Compared with those delivered vaginally, cesarean section-born children had an approximately 10% greater risk of infection-related hospitalization up to five years of age (hazard ratio (HR) from random effects model, 1.10, 95% confidence interval (CI) 1.09–1.12, p < 0.001). Although the researchers were able to observe a relationship between mode of birth and risk of infection-related hospitalization, they note that future studies are needed to determine whether differences in early microbial exposure by mode of birth may play a mediating role in varying infection risks.
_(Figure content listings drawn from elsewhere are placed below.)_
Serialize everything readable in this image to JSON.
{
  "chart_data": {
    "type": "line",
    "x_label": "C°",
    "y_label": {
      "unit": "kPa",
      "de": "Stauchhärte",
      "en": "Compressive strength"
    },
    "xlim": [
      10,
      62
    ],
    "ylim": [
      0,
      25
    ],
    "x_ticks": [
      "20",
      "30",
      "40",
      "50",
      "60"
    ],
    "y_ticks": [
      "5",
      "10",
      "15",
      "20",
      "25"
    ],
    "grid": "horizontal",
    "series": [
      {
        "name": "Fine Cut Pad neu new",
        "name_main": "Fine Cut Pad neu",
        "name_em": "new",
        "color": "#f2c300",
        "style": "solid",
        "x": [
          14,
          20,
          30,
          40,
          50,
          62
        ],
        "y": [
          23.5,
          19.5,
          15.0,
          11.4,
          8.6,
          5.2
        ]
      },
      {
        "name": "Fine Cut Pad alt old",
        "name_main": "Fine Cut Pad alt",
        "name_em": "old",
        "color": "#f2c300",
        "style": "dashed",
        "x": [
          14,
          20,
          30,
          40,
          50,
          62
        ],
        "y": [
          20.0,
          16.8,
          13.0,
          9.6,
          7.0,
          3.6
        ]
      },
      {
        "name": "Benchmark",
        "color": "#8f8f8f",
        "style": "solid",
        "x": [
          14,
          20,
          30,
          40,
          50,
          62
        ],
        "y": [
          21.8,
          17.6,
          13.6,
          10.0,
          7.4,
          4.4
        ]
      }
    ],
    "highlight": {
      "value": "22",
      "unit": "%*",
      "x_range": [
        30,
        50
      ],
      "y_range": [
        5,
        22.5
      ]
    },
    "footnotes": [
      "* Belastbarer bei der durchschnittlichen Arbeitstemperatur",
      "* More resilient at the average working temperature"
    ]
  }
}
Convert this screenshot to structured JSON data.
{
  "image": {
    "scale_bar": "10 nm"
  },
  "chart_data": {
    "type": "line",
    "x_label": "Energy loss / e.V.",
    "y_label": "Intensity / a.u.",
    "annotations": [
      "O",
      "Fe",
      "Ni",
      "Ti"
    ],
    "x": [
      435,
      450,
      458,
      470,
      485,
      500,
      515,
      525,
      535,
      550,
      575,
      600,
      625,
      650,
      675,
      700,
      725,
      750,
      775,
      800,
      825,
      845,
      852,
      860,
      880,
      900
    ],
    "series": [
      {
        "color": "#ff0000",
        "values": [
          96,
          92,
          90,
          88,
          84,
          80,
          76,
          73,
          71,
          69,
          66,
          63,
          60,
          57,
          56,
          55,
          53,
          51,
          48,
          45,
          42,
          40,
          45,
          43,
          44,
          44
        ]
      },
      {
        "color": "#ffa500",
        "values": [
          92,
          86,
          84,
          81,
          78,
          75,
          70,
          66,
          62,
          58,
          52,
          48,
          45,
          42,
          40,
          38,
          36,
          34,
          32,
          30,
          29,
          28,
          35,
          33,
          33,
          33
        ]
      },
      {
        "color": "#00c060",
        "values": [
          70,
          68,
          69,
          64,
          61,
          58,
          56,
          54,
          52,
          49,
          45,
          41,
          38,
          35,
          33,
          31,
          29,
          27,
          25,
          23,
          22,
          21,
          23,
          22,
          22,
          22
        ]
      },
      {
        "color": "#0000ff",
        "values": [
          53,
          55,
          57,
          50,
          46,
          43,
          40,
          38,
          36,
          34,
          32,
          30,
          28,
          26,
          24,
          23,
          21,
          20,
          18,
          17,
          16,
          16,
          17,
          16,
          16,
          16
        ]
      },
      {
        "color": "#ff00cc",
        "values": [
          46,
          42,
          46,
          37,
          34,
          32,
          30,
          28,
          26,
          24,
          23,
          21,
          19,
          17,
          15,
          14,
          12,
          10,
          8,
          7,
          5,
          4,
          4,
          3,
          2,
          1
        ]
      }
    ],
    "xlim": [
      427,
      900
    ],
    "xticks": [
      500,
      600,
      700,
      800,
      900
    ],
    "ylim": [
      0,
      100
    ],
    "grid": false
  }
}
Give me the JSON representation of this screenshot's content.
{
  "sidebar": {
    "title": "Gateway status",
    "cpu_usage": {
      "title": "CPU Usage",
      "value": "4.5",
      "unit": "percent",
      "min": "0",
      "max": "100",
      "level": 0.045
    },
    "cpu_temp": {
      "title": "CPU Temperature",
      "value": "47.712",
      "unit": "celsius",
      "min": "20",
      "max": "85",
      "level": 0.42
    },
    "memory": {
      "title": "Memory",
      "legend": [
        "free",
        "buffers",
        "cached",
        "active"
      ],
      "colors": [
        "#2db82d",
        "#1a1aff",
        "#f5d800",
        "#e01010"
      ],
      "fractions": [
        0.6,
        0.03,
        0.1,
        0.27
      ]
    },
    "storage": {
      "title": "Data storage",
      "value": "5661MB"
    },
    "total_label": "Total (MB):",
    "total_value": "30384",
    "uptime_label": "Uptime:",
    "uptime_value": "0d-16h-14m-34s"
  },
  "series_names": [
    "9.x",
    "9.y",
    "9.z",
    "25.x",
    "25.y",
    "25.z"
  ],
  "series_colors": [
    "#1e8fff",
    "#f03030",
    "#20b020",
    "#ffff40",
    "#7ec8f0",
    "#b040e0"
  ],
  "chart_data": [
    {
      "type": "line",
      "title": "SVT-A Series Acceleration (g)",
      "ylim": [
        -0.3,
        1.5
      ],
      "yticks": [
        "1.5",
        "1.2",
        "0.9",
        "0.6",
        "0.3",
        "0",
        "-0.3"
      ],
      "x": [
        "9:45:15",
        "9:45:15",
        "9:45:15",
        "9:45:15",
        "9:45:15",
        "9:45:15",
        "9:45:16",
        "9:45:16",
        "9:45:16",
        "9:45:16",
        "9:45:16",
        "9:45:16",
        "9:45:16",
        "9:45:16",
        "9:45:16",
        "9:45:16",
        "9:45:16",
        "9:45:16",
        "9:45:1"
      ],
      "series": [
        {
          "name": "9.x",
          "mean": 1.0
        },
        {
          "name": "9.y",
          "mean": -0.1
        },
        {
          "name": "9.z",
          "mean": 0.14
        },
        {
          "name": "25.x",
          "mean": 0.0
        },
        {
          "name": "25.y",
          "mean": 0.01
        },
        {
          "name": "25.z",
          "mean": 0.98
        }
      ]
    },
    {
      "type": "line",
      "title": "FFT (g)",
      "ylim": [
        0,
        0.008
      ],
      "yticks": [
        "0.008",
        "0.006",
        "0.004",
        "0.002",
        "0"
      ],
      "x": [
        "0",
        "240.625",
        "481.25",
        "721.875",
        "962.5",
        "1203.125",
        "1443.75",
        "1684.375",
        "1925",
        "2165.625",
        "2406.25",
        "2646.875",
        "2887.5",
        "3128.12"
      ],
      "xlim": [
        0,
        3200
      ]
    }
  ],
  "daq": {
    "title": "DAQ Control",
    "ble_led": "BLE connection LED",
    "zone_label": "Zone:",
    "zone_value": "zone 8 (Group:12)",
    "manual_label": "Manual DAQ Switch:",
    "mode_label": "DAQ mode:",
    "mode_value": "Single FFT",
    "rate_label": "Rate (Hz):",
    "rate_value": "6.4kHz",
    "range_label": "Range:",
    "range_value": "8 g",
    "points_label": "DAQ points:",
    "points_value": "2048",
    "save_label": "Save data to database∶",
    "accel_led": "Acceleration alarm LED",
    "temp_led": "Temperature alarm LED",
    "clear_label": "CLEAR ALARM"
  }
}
The authors stress that the findings should not discourage women from having cesareans when medically indicated and despite the small increased risk of childhood infections, cesarean births may be the safest option for some women and babies.

“Our findings have implications for clinical practice and public health policy,” the authors said. “Infection is the leading cause of early childhood hospitalization and these findings should lead to studies to understand the mechanisms, including the effects of birth mode on immune development, and whether simple interventions, such as increasing breast-feeding rates, can offset any increased risks.

“It will be important to investigate whether similar findings are seen in low- and middle-income countries, where the burden of childhood infection is likely to be higher.”

Researchers from the University of Melbourne, University of Oxford, Telethon Kids Institute, University of Sydney, NHS National Services Scotland, Aarhus University, and the University of Western Australia also contributed to the study.